Oui, nous lançons des sons d’ambiance comme s’il y avait un public complet. Le résultat est assez bluffant, on s’y habitue. Pour la réalisation, on évite les plans larges sur les tribunes vides.

Comment allez-vous éviter à l’avenir les bugs techniques que vous avez connus lors de la deuxième journée ?

Nous avons été victimes d’une panne Internet mondiale, comme la plateforme Hulu ou la diffusion de la Formule 1, via notre prestataire aux États-Unis qui a connu un « breakdown ». Internet, c’est comme les aéroports, s’il y a un retard à un endroit, il se répercute. Nous avons réparé le problème rapidement et réussi à diffuser le match de l’OM le dimanche soir sans encombre. Aujourd’hui, nous avons changé de prestataire, nous en avons cinq différents dans cinq régions du monde, comme cela nous sommes couverts ! Nous avons proposé à nos abonnés une réduction de 25 % sur un mois, soit en à-valoir, soit à rembourser. Le problème n’était pas de notre fait et ce geste commercial a été bien reçu.

Au niveau de la distribution de la chaîne, pourquoi n’avez-vous pas encore signé avec Canal+ ?

Car pour signer un accord, il faut être deux ! Nous avons ouvert des discussions avec Maxime Saada et ses équipes qui n’ont, hélas, pas encore abouti. Bien sûr, c’est problématique pour les fans de foot. Mais entre l’accord avec TF1 (sur la marque Téléfoot), Netflix, SFR, Bouygues, Free, Orange… nous avons démontré notre capacité à trouver des accords. Il y a 15 millions d’aficionados du ballon rond en France et, pour les toucher, il y a les distributeurs classiques, mais aussi les nouveaux entrants et les Gafa. Ainsi, nous parlons actuellement avec Facebook et YouTube et avec d’autres acteurs du monde des télévisions connectées et des consoles. Notre stratégie est d’avoir la chaîne la plus largement distribuée.

Beaucoup de fous de foot, justement, se plaignent de la multiplication des offres et de l’inflation des prix des abonnements…

Téléfoot a construit une offre avec des gammes de prix et des contenus différents. Pour 25,90 euros par mois, le meilleur du foot. L’année dernière, pour avoir accès à ce que nous proposons, soit 85 % des matchs de Ligue 1 et 8 matchs de Ligue 2 par journée, plus toute la Champions League et l’Europa League cette saison, il fallait s’abonner à 3 chaînes et débourser 65 euros au total, 45 euros avec promotion. Aujourd’hui, vous avez tout cela sur une seule chaîne pour beaucoup moins cher.
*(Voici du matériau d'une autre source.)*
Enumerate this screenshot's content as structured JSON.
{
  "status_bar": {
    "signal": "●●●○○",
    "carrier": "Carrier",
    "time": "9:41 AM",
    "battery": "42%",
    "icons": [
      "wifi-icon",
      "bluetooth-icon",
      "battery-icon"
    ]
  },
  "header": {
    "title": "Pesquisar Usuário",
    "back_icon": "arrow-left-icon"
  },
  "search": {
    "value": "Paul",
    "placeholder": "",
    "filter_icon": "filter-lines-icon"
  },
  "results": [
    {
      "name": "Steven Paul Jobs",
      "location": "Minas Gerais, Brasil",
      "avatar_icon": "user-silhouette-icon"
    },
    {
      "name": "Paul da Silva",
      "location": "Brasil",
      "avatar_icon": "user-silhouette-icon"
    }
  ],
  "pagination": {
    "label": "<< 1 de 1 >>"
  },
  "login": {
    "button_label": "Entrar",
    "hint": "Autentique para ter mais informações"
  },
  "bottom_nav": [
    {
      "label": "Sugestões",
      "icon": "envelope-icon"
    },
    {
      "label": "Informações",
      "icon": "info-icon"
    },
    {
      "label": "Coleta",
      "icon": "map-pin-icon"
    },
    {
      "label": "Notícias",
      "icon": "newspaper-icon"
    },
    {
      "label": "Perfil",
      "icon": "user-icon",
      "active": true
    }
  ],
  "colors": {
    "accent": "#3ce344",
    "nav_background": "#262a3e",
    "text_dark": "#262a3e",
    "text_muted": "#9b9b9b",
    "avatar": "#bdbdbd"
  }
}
En outre, nous avons rajouté la brique Netflix à 29,90 euros par mois pour ceux qui veulent du foot avec du divertissement, des films et des séries. Il y a aussi une offre d’entrée de gamme à 14,90 pour les tablettes et les smartphones pour ceux qui ne veulent pas dépenser plus. Nous proposons donc une réponse à ceux qui pensent : « J’en ai marre d’avoir plusieurs abonnements partout, je ne sais plus à quoi être abonné »… Qu’ils s’abonnent à Téléfoot !

Un fan qui veut voir les matchs de Ligue 1 du samedi va quand même devoir coupler son abonnement avec Canal+…

Pas nécessairement, car Téléfoot codiffuse le samedi au moins 19 matchs par saison.

Certains disent que la France manque de culture footballistique. Quelle est votre opinion ?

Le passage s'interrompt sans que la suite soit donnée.